Tanaka didn’t find it completely in the Yankees’ 4-3 victory over the Cardinals, who made their first visit to the Bronx since 2003. Still, there was far more good than bad out of Tanaka in the fifth straight victory for the Yankees (6-4).
“My mechanics, I’ve been trying to get right,” Tanaka (1-1) said through his translator. “I was able to find that as the game went on.”
The righthander, who did not surpass five innings in either of his first two starts, lasted 6 1⁄3 innings this time, allowing three runs and five hits, including a two-run homer by Matt Carpenter in the first. He was bailed out by Tyler Clippard, who escaped a second-and-third, one-out jam in the seventh after Randal Grichuk’s RBI double off Tanaka moved the Cardinals within 4-3.
Clippard got Kolten Wong to fly to short center and retired Dexter Fowler on a flyout to the warning track in right-center. “That’s the fun part about being a reliever,” he said, “coming into those jams and getting out of them. It’s fun to hand the ball off to Dellin [Betances] and then Aroldis [Chapman] after you get out of something like that.”
Betances struck out the side in a scoreless eighth — he walked Stephen Piscotty with two outs but struck out Matt Adams — and Chapman picked up his third save in as many days with a scoreless but rickety ninth.

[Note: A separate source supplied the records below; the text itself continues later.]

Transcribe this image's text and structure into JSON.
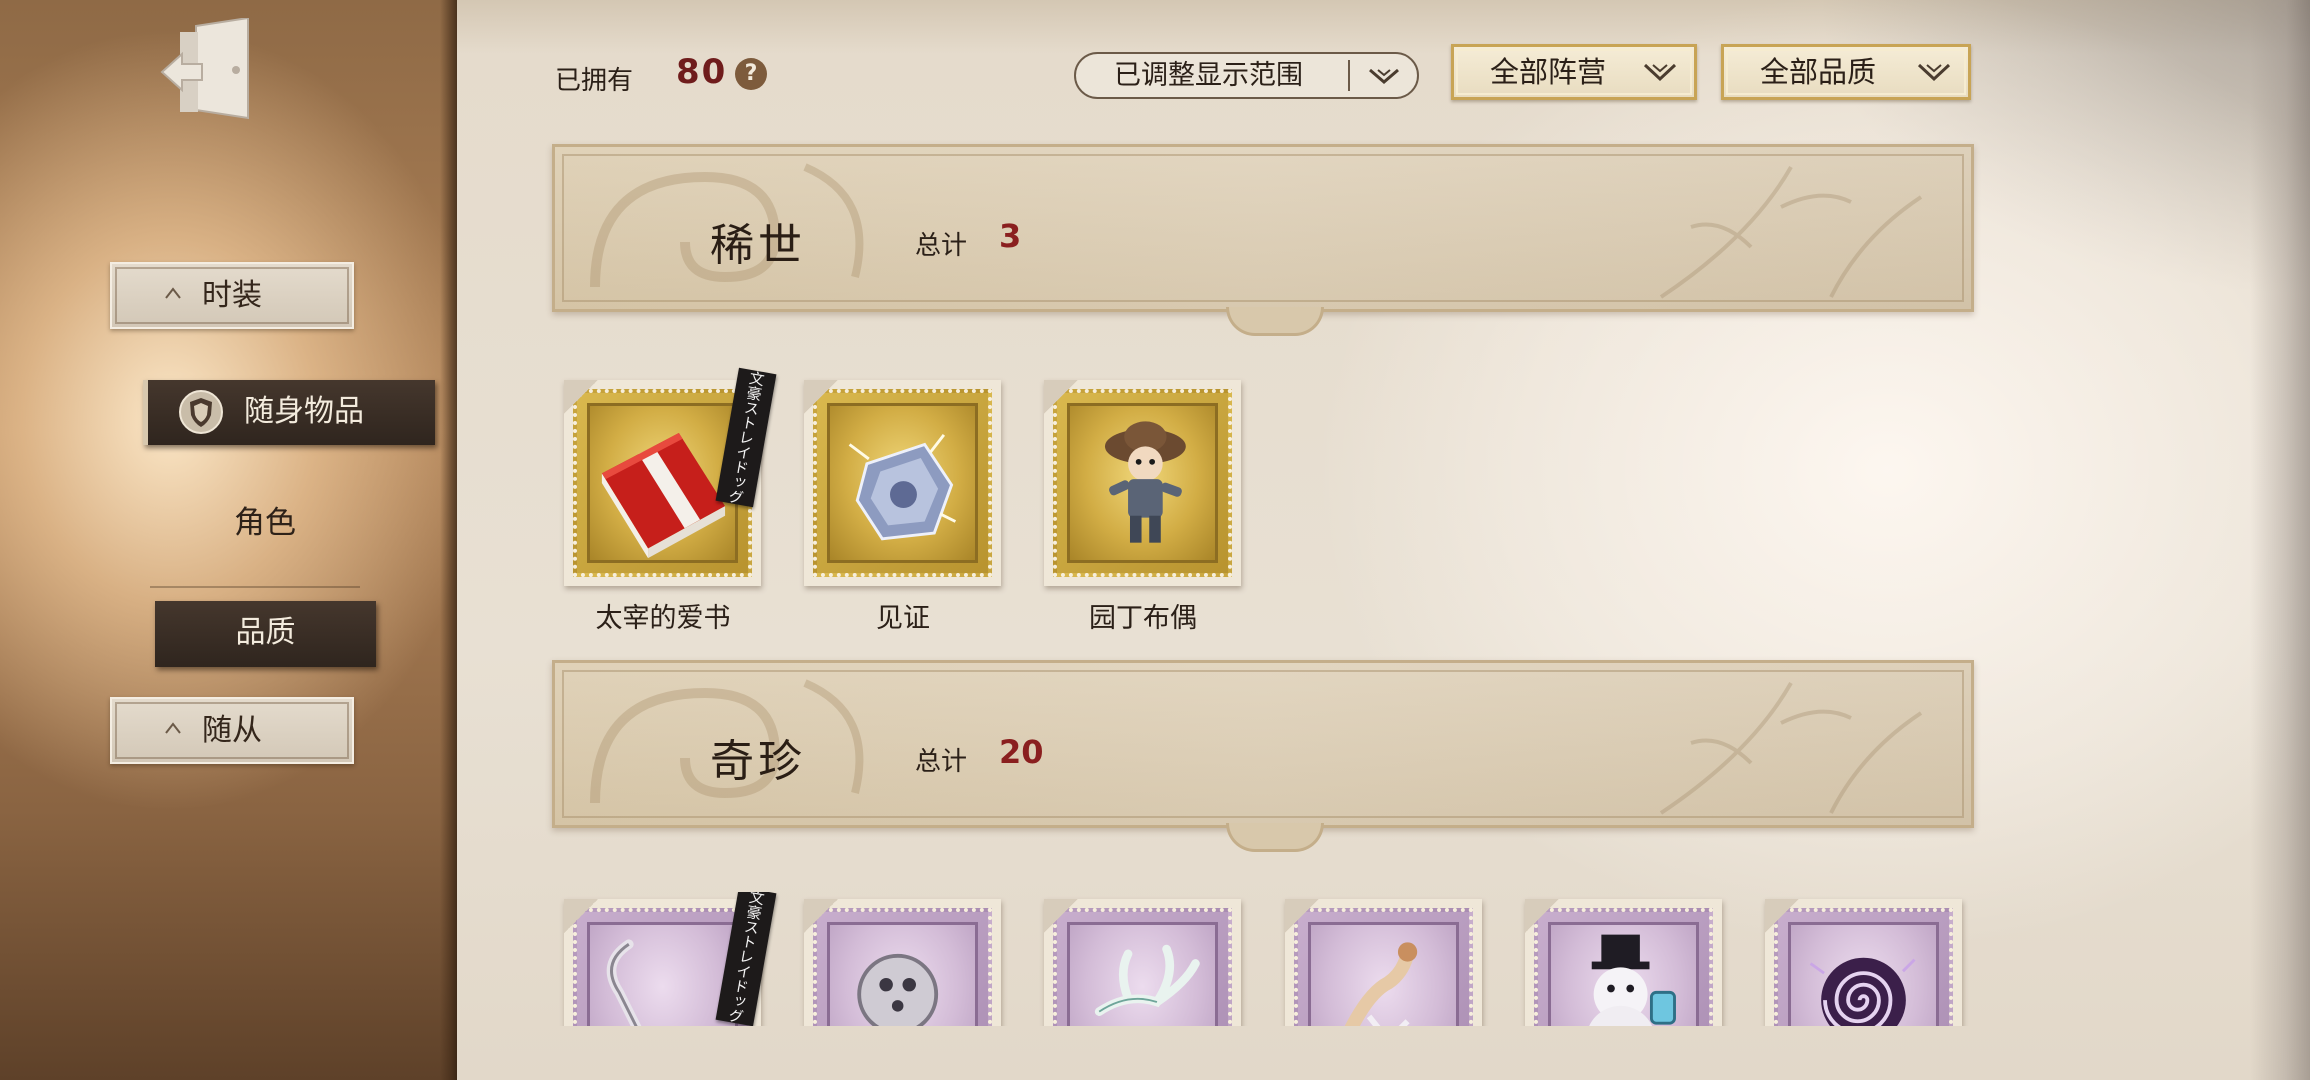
{
  "nav": {
    "exit_icon": "exit-door-icon"
  },
  "sidebar": {
    "items": [
      {
        "label": "时装"
      },
      {
        "label": "随身物品",
        "icon": "shield-icon"
      },
      {
        "label": "角色"
      },
      {
        "label": "品质"
      },
      {
        "label": "随从"
      }
    ]
  },
  "header": {
    "owned_label": "已拥有",
    "owned_count": "80",
    "help_icon": "question-icon",
    "help_glyph": "?",
    "filters": [
      {
        "label": "已调整显示范围",
        "icon": "chevron-down-icon"
      },
      {
        "label": "全部阵营",
        "icon": "chevron-down-icon"
      },
      {
        "label": "全部品质",
        "icon": "chevron-down-icon"
      }
    ]
  },
  "sections": [
    {
      "title": "稀世",
      "total_label": "总计",
      "total": "3",
      "frame_color": "#c9a640",
      "items": [
        {
          "name": "太宰的爱书",
          "badge": "文豪ストレイドッグス",
          "icon": "red-book-icon"
        },
        {
          "name": "见证",
          "icon": "silver-crystal-icon"
        },
        {
          "name": "园丁布偶",
          "icon": "gardener-doll-icon"
        }
      ]
    },
    {
      "title": "奇珍",
      "total_label": "总计",
      "total": "20",
      "frame_color": "#b9a0c0",
      "items": [
        {
          "badge": "文豪ストレイドッグス",
          "icon": "silver-hook-icon"
        },
        {
          "icon": "silver-medallion-icon"
        },
        {
          "icon": "antler-icon"
        },
        {
          "icon": "hand-figure-icon"
        },
        {
          "icon": "snowman-tophat-icon"
        },
        {
          "icon": "purple-spiral-icon"
        }
      ]
    }
  ]
}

Chapman walked Grichuk with two outs and gave up a double to pinch hitter Jose Martinez, who lined a 1-and-2 fastball into the leftfield corner. Third-base coach Chris Maloney initially waved Grichuk home, but when Brett Gardner came up with the ball quickly, Grichuk held at third.
“If they did send him, I was pretty confident we’d have him out,” catcher Austin Romine said.
Chapman, who continues to utilize a slider and changeup he worked on throughout spring training, got ahead of former Cubs teammate Fowler 0-and-2 before inducing a grounder to second to end it.
“I feel bad for the hitters, to be honest with you,” Betances said of Chapman developing his secondary pitches to go with a 100-mph-plus fastball.
The back end of the bullpen stranded five runners in the last three innings. “When we’ve got the pen coming in,” Romine said, “there’s no worries.”
And, for one night, far fewer regarding Tanaka.
The Yankees scored what proved to be the winning run in the fifth, aided by some sloppy play by the Cardinals. Jacoby Ellsbury singled with one out and Chase Headley ripped a double into the rightfield corner. Third-base coach Joe Espada initially held up Ellsbury, but second baseman Wong’s wide relay throw to catcher Yadier Molina got past Molina’s backhanded attempt to grab it. Michael Wacha backed up the play, but his throw to Molina got away as Ellsbury reached the plate, and the error charged to Wong gave the Yankees a 4-2 lead.
Starlin Castro and Romine hit home runs off Wacha to pace the Yankees, who had nine hits. Castro’s two-run shot in the first tied it at 2 and Romine’s solo shot in the second gave the Yankees a 3-2 lead.
Wacha allowed four runs (three earned), nine hits and two walks in six innings. He struck out eight.